Random low budget advice

Advice for low budget filmmakers. This is just the stuff I can think of off hand--stuff I've read over the years. Not intended as comprehensive or well-thought-out. May be wrong. But, for whatever it's worth:

At the script writing stage. Don't put in uniforms of any kind, special vehicles like police cars, vans, fire trucks, ambulances, unless you happen to own any of these. No animals, no children, although those may not apply to extreme low budget or no-budget movies where you wouldn't hire wranglers or tutors anyway. No stunts, including things you may not think of as stunts. Anything an actor may not want to do is a stunt.

No guns. Although I'm not sure----I've seen very good movies filmed with prop guns with computer generated muzzle flashes and shell casing ejection. As long as you're not running around in public with them, I would think it would be fine.

Try to use locations that are close together. If there's a location that looks good but is noisy, use it anyway and dub the sound.

Do the script so supporting players can come in and shoot all their scenes in a single day.

People used to film without sound and dub it all in later, but that doesn't seem necessary with video.

Roger Corman advised a director making his shooting schedule to figure out how much time it will take to make the film perfect.

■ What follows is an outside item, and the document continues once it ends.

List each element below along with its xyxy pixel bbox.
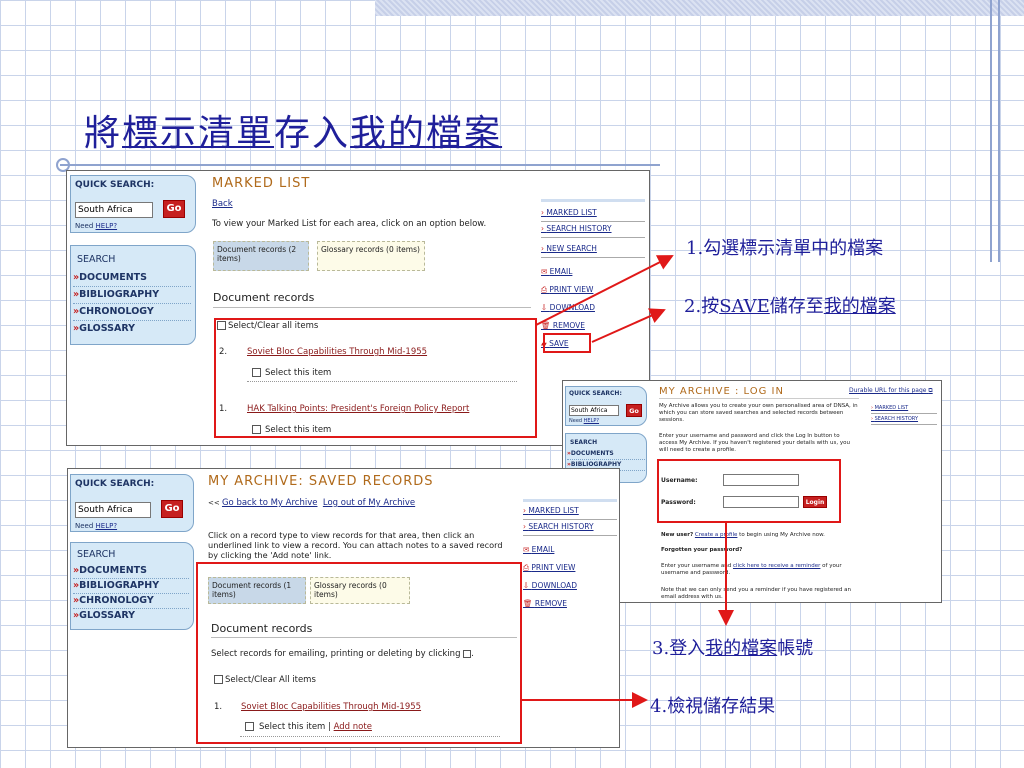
arrow-step-2 bbox=[591, 308, 666, 343]
annotation-arrows bbox=[522, 255, 734, 708]
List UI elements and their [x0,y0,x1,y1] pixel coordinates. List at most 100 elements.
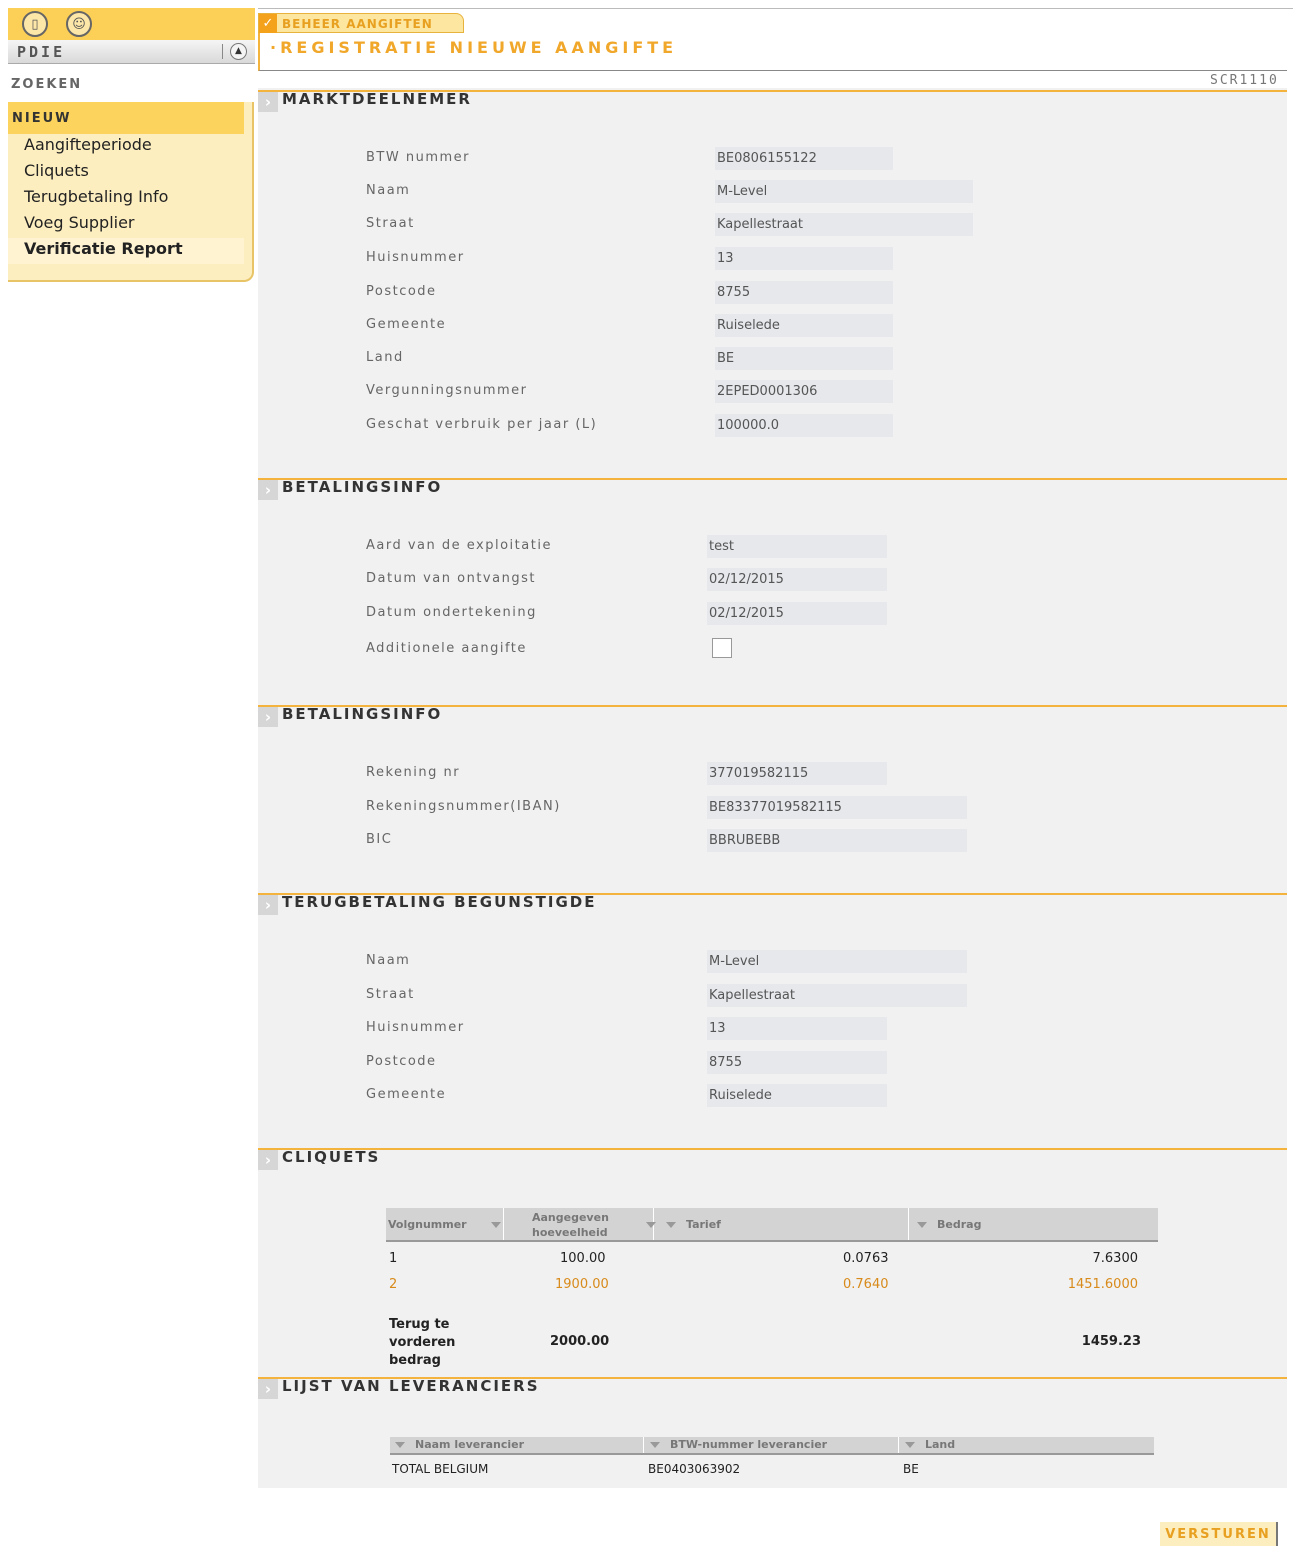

Then calculate how much time to make it good. Then how much time just to get it on film. And go with the last one.

Film a scene in one shot and you won't have to shoot coverage.

You can film a conversation in one shot by having one actor in close-up facing the camera and the other actor in the background talking to his back.

If there are scenes that aren't directly related to the plot, shoot them quickly---don't waste much time on them---because they'll likely be cut out in the end anyway.

If can be faster if you shoot everything outdoors.

Film nude scenes first. If you wait, actors can change their minds and can't be replaced.

If you don't allow actors on the set for more that three hours at a time, you won't have to feed them.

Time is money. Anything to speed up filming.

Try to have only two actors per scene, or at least have only two speak per scene. I'm not clear on why. I read that somewhere.